西村京太郎『殺しの双曲線』はじめ、名作ミステリーの復刊続々 マニア多きジャンルの強み
そういえば『殺しの双曲線 愛蔵版』も、有栖川有栖が解説を担当していた。現役のミステリー作家が、このような活動に力を入れているのは、ミステリーというジャンルならではだろう。ミステリーとSFの研究家・フリー編集者、アンソロジストの日下三蔵も、さまざまな形でミステリーの復刊を行っている。最近の仕事では、春陽堂書店の「合作探偵小説コレクション」が素晴らしい。創元推理文庫や中公文庫も、マメに作品集を刊行。行舟文庫は、竹本健治編の『変格ミステリ傑作選 【戦前篇】』『同 【戦後篇Ⅰ】』を出している。ちょっと前になるが、推理小説研究家の山前譲が編者を務めた、光文社文庫の「昭和ミステリー・ルネサンス」シリーズも要チェック。個人的には、新章文子の短編集『名も知らぬ夫』に大喜びした。新章は単行本未収録の短編が山ほどあるので、他社でも出してくれないものか。また、同人出版も盛んだ。なかでも、西荻窪の古書店「盛林堂」の「盛林堂ミステリアス文庫」や、平山雄一の「ヒラヤマ探偵文庫」(翻訳もの中心だが、日本人作家の作品も何冊か出している)の活動には瞠目すべきものがある。

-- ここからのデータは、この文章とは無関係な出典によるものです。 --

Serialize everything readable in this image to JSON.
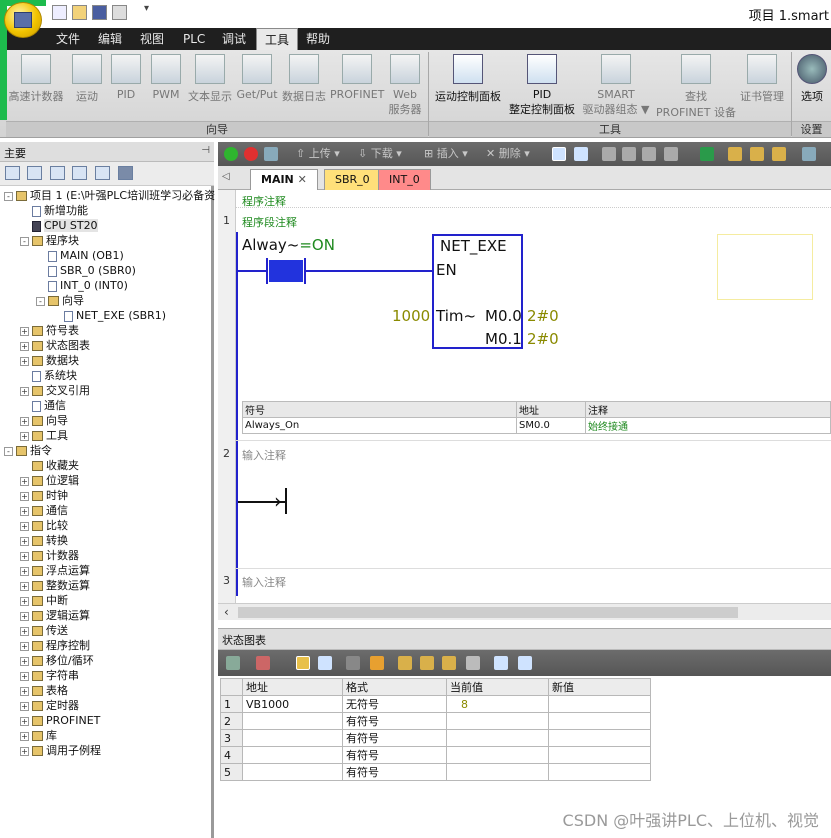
{
  "window": {
    "title": "项目 1.smart"
  },
  "menu": [
    "文件",
    "编辑",
    "视图",
    "PLC",
    "调试",
    "工具",
    "帮助"
  ],
  "ribbon": {
    "wizard_buttons": [
      {
        "label": "高速计数器",
        "icon": "counter-wizard-icon"
      },
      {
        "label": "运动",
        "icon": "motion-wizard-icon"
      },
      {
        "label": "PID",
        "icon": "pid-wizard-icon"
      },
      {
        "label": "PWM",
        "icon": "pwm-wizard-icon"
      },
      {
        "label": "文本显示",
        "icon": "text-display-icon"
      },
      {
        "label": "Get/Put",
        "icon": "getput-icon"
      },
      {
        "label": "数据日志",
        "icon": "data-log-icon"
      },
      {
        "label": "PROFINET",
        "icon": "profinet-icon"
      },
      {
        "label": "Web",
        "label2": "服务器",
        "icon": "web-server-icon"
      }
    ],
    "tool_buttons": [
      {
        "label": "运动控制面板",
        "icon": "motion-panel-icon"
      },
      {
        "label": "PID",
        "label2": "整定控制面板",
        "icon": "pid-tuning-icon"
      },
      {
        "label": "SMART",
        "label2": "驱动器组态 ▼",
        "icon": "drive-config-icon"
      },
      {
        "label": "查找",
        "label2": "PROFINET 设备",
        "icon": "find-device-icon"
      },
      {
        "label": "证书管理",
        "icon": "certificate-icon"
      }
    ],
    "settings_button": {
      "label": "选项",
      "icon": "gears-icon"
    },
    "groups": [
      "向导",
      "工具",
      "设置"
    ]
  },
  "left_panel": {
    "title": "主要",
    "tree": [
      {
        "label": "项目 1 (E:\\叶强PLC培训班学习必备资",
        "indent": 0,
        "tog": "-",
        "kind": "proj"
      },
      {
        "label": "新增功能",
        "indent": 1,
        "tog": "",
        "kind": "page"
      },
      {
        "label": "CPU ST20",
        "indent": 1,
        "tog": "",
        "kind": "cpu",
        "selected": true
      },
      {
        "label": "程序块",
        "indent": 1,
        "tog": "-",
        "kind": "folder"
      },
      {
        "label": "MAIN (OB1)",
        "indent": 2,
        "tog": "",
        "kind": "page"
      },
      {
        "label": "SBR_0 (SBR0)",
        "indent": 2,
        "tog": "",
        "kind": "page"
      },
      {
        "label": "INT_0 (INT0)",
        "indent": 2,
        "tog": "",
        "kind": "page"
      },
      {
        "label": "向导",
        "indent": 2,
        "tog": "-",
        "kind": "folder"
      },
      {
        "label": "NET_EXE (SBR1)",
        "indent": 3,
        "tog": "",
        "kind": "page"
      },
      {
        "label": "符号表",
        "indent": 1,
        "tog": "+",
        "kind": "folder"
      },
      {
        "label": "状态图表",
        "indent": 1,
        "tog": "+",
        "kind": "folder"
      },
      {
        "label": "数据块",
        "indent": 1,
        "tog": "+",
        "kind": "folder"
      },
      {
        "label": "系统块",
        "indent": 1,
        "tog": "",
        "kind": "page"
      },
      {
        "label": "交叉引用",
        "indent": 1,
        "tog": "+",
        "kind": "folder"
      },
      {
        "label": "通信",
        "indent": 1,
        "tog": "",
        "kind": "page"
      },
      {
        "label": "向导",
        "indent": 1,
        "tog": "+",
        "kind": "folder"
      },
      {
        "label": "工具",
        "indent": 1,
        "tog": "+",
        "kind": "folder"
      },
      {
        "label": "指令",
        "indent": 0,
        "tog": "-",
        "kind": "folder"
      },
      {
        "label": "收藏夹",
        "indent": 1,
        "tog": "",
        "kind": "folder"
      },
      {
        "label": "位逻辑",
        "indent": 1,
        "tog": "+",
        "kind": "folder"
      },
      {
        "label": "时钟",
        "indent": 1,
        "tog": "+",
        "kind": "folder"
      },
      {
        "label": "通信",
        "indent": 1,
        "tog": "+",
        "kind": "folder"
      },
      {
        "label": "比较",
        "indent": 1,
        "tog": "+",
        "kind": "folder"
      },
      {
        "label": "转换",
        "indent": 1,
        "tog": "+",
        "kind": "folder"
      },
      {
        "label": "计数器",
        "indent": 1,
        "tog": "+",
        "kind": "folder"
      },
      {
        "label": "浮点运算",
        "indent": 1,
        "tog": "+",
        "kind": "folder"
      },
      {
        "label": "整数运算",
        "indent": 1,
        "tog": "+",
        "kind": "folder"
      },
      {
        "label": "中断",
        "indent": 1,
        "tog": "+",
        "kind": "folder"
      },
      {
        "label": "逻辑运算",
        "indent": 1,
        "tog": "+",
        "kind": "folder"
      },
      {
        "label": "传送",
        "indent": 1,
        "tog": "+",
        "kind": "folder"
      },
      {
        "label": "程序控制",
        "indent": 1,
        "tog": "+",
        "kind": "folder"
      },
      {
        "label": "移位/循环",
        "indent": 1,
        "tog": "+",
        "kind": "folder"
      },
      {
        "label": "字符串",
        "indent": 1,
        "tog": "+",
        "kind": "folder"
      },
      {
        "label": "表格",
        "indent": 1,
        "tog": "+",
        "kind": "folder"
      },
      {
        "label": "定时器",
        "indent": 1,
        "tog": "+",
        "kind": "folder"
      },
      {
        "label": "PROFINET",
        "indent": 1,
        "tog": "+",
        "kind": "folder"
      },
      {
        "label": "库",
        "indent": 1,
        "tog": "+",
        "kind": "folder"
      },
      {
        "label": "调用子例程",
        "indent": 1,
        "tog": "+",
        "kind": "folder"
      }
    ]
  },
  "editor_toolbar": {
    "upload": "上传",
    "download": "下载",
    "insert": "插入",
    "delete": "删除"
  },
  "tabs": [
    "MAIN",
    "SBR_0",
    "INT_0"
  ],
  "program": {
    "program_comment": "程序注释",
    "networks": [
      {
        "number": "1",
        "comment": "程序段注释",
        "contact_label": "Alway~",
        "contact_state": "=ON",
        "box_title": "NET_EXE",
        "en": "EN",
        "tim_value": "1000",
        "tim_label": "Tim~",
        "out1": "M0.0",
        "out1_val": "2#0",
        "out2": "M0.1",
        "out2_val": "2#0",
        "symbol_table": {
          "headers": [
            "符号",
            "地址",
            "注释"
          ],
          "rows": [
            [
              "Always_On",
              "SM0.0",
              "始终接通"
            ]
          ]
        }
      },
      {
        "number": "2",
        "comment": "输入注释"
      },
      {
        "number": "3",
        "comment": "输入注释"
      }
    ]
  },
  "status_chart": {
    "title": "状态图表",
    "headers": [
      "地址",
      "格式",
      "当前值",
      "新值"
    ],
    "rows": [
      {
        "idx": "1",
        "addr": "VB1000",
        "fmt": "无符号",
        "cur": "8",
        "new": ""
      },
      {
        "idx": "2",
        "addr": "",
        "fmt": "有符号",
        "cur": "",
        "new": ""
      },
      {
        "idx": "3",
        "addr": "",
        "fmt": "有符号",
        "cur": "",
        "new": ""
      },
      {
        "idx": "4",
        "addr": "",
        "fmt": "有符号",
        "cur": "",
        "new": ""
      },
      {
        "idx": "5",
        "addr": "",
        "fmt": "有符号",
        "cur": "",
        "new": ""
      }
    ]
  },
  "watermark": "CSDN @叶强讲PLC、上位机、视觉",
  "colors": {
    "accent": "#2222cc",
    "green_text": "#1f8a1f",
    "olive_text": "#8a8a00"
  }
}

さて、このような状況が生まれた主な理由はふたつある。ひとつはジャンルにマニアが多いことだ。編集者や作家など業界側にマニアが多く、さまざまな企画を実現するために動いている。一方、読者にもマニアが多い。もちろん他のジャンルにもマニアはいるのだが、ミステリーは、商業出版が成り立つだけのマニアが存在するのだ。これはミステリー界の強みといっていい。
もうひとつの理由が、面白い作品が大量に眠っていることだ。電子書籍はさておき、書店の棚が有限である以上、紙の本は一握りの名作を除いて、いつかは絶版になる。しかし本当に面白い作品は、何度でも甦るのだ。それこそが物語の力である。今は、ミステリーが目立っているが、どのジャンルの作品だって、面白い作品が眠っている。だから、それが復刊される日を待っているのである。